Zen: Banishing a Ghost

Roshi Jeff Albrizze (, Ron Crosthwaite, Dhr. Seven, Wisdom Quarterly
"Brown Lady" ghost (
Banishing a Ghost
The wife of a man became very sick. On her deathbed, she said to him, "I love you so much! I don't want to leave you, and I don't want you to betray me. Promise that you will not see any other women once I die, or I will return to haunt you!"

For several months after her death, the husband avoided other women. But then he met someone and fell in love. On the night that they were engaged to be married, the ghost of his former wife appeared.

She blamed him for not keeping the promise, and every night thereafter she returned to taunt him. The ghost would remind him of everything that transpired between him and his fiancee that day, even to the point of repeating, word for word, their conversations. It upset him so badly that he could no longer sleep.
Desperate, he sought the advice of a Zen master who lived near the village. "This is a very clever ghost," the master said upon hearing the man's story. "It is!" replied the man. "She remembers every detail of what I say and do. It knows everything!" 
The master smiled, "You should admire such a ghost, but I will tell you what to do the next time you see it."

That night the ghost returned. The man responded just as the master had advised: "You are such a wise ghost," the man said. "You know that I can hide nothing from you. If you can answer me one question, I will break off the engagement and remain single for the rest of my life."
"Ask your question," the ghost replied. The man scooped up a handful of beans from a large bag on the floor, "Tell me exactly how many beans there are in my hand."

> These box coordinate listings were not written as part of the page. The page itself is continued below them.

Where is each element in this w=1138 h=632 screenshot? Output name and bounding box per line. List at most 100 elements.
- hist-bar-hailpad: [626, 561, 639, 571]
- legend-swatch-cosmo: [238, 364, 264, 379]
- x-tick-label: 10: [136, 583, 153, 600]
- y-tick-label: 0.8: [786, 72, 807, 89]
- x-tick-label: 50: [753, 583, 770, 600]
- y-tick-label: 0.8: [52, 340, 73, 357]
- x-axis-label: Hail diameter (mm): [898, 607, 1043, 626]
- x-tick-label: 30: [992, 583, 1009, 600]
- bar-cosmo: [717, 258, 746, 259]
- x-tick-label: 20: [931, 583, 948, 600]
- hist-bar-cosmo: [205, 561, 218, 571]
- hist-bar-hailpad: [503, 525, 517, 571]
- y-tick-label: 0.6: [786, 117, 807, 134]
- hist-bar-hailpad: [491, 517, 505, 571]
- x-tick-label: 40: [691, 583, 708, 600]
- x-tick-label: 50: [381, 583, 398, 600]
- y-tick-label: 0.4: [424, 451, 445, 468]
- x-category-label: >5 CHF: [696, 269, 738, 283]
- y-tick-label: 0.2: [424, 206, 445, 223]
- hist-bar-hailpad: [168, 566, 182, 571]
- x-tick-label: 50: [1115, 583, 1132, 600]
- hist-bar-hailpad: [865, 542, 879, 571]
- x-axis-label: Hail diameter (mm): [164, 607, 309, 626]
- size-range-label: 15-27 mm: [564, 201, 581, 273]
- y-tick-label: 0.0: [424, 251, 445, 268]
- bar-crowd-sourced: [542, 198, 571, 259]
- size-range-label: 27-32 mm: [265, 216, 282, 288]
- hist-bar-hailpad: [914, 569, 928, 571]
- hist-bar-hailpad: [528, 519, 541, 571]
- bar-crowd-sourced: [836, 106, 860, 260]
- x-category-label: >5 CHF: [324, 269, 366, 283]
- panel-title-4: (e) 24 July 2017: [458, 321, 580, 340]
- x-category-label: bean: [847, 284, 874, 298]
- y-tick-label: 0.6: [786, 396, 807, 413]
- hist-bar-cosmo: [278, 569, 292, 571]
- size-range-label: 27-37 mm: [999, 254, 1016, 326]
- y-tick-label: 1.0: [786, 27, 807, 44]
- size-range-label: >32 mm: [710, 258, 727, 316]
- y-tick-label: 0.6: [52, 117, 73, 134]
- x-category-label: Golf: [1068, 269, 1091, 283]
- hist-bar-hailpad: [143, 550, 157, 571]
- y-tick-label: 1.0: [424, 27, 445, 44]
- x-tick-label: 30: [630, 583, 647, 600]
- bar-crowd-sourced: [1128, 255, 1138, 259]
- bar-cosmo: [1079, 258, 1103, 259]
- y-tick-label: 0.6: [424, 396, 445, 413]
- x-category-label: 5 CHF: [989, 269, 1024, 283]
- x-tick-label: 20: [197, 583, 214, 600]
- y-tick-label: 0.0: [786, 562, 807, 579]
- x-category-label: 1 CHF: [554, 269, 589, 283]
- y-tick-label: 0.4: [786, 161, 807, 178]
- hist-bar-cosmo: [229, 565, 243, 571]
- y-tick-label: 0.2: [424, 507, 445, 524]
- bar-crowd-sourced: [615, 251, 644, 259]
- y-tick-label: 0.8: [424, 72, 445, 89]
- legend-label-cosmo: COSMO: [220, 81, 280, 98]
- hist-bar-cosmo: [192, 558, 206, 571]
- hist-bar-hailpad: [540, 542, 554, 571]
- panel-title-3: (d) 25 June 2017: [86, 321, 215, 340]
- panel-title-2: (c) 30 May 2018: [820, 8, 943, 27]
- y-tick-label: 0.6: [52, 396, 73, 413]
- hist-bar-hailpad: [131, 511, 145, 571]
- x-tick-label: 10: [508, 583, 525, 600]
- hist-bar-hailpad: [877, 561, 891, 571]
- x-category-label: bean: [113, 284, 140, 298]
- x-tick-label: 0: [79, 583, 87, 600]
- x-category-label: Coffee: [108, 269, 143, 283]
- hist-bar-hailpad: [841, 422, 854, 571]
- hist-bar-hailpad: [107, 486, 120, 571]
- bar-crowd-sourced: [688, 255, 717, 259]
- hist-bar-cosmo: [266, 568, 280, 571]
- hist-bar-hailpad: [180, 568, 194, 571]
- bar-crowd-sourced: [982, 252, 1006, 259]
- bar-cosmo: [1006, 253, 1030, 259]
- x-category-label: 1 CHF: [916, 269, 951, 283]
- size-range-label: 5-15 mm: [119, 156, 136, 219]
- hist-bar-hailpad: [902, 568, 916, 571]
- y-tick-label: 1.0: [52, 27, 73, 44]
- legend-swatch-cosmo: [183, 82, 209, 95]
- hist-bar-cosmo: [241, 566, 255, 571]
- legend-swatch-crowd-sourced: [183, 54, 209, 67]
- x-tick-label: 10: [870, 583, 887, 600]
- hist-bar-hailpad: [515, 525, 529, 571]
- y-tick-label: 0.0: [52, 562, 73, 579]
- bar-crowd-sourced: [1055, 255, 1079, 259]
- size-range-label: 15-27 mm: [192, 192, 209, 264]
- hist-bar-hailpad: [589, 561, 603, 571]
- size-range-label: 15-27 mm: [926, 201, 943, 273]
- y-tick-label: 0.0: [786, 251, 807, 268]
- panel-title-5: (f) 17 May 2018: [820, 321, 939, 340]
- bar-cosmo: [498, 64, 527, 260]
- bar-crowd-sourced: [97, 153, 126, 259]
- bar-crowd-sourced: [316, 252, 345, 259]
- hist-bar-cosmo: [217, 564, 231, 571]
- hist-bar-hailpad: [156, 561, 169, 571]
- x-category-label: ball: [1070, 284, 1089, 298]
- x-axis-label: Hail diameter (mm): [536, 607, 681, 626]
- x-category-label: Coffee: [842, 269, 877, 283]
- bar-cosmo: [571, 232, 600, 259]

At that moment the ghost disappeared and never returned.
Ghosts are real (
This story speaks to the way we often let past experiences and subconscious thought patterns crowd out our experience of our present day life.
  • How do we let thoughts and memories about the past “haunt” us?
  • When has a self-limiting belief, based on a past relationship, interfered with a current relationship?
  • Do we have harmful emotional survival patterns subconsciously adopted and, if so, how can mindfulness practice help us see and release them?
  • How can our Zen practice of being in the moment be related to “counting beans”? 
  • Can this mindfulness help us put painful memories in perspective and loosen our “death grip” of clinging and attachment to how we think things must be?
See the discussion live or participate. PasaDharma has chosen this old Zen story as the group reading for tonight (Thursday, 7:00 pm, Aug. 30, 2012). Roshi Albrizze explains.
When I first read "Banishing a Ghost" about 15 years ago, it didn't make much sense to me. After revisiting it this week, it really opened up for me. The way it spoke to me is that the symbolism of the "ghost wife" is really the way my mind wants to hold on to old stories and conditions as a permanent abiding sense of self. The "handful of beans" symbolizes the present moment and the liberation from the suffering of grasping at thoughts and memories that comes when we commit to being present in the moment, experiencing our everyday activity as the Buddha Way.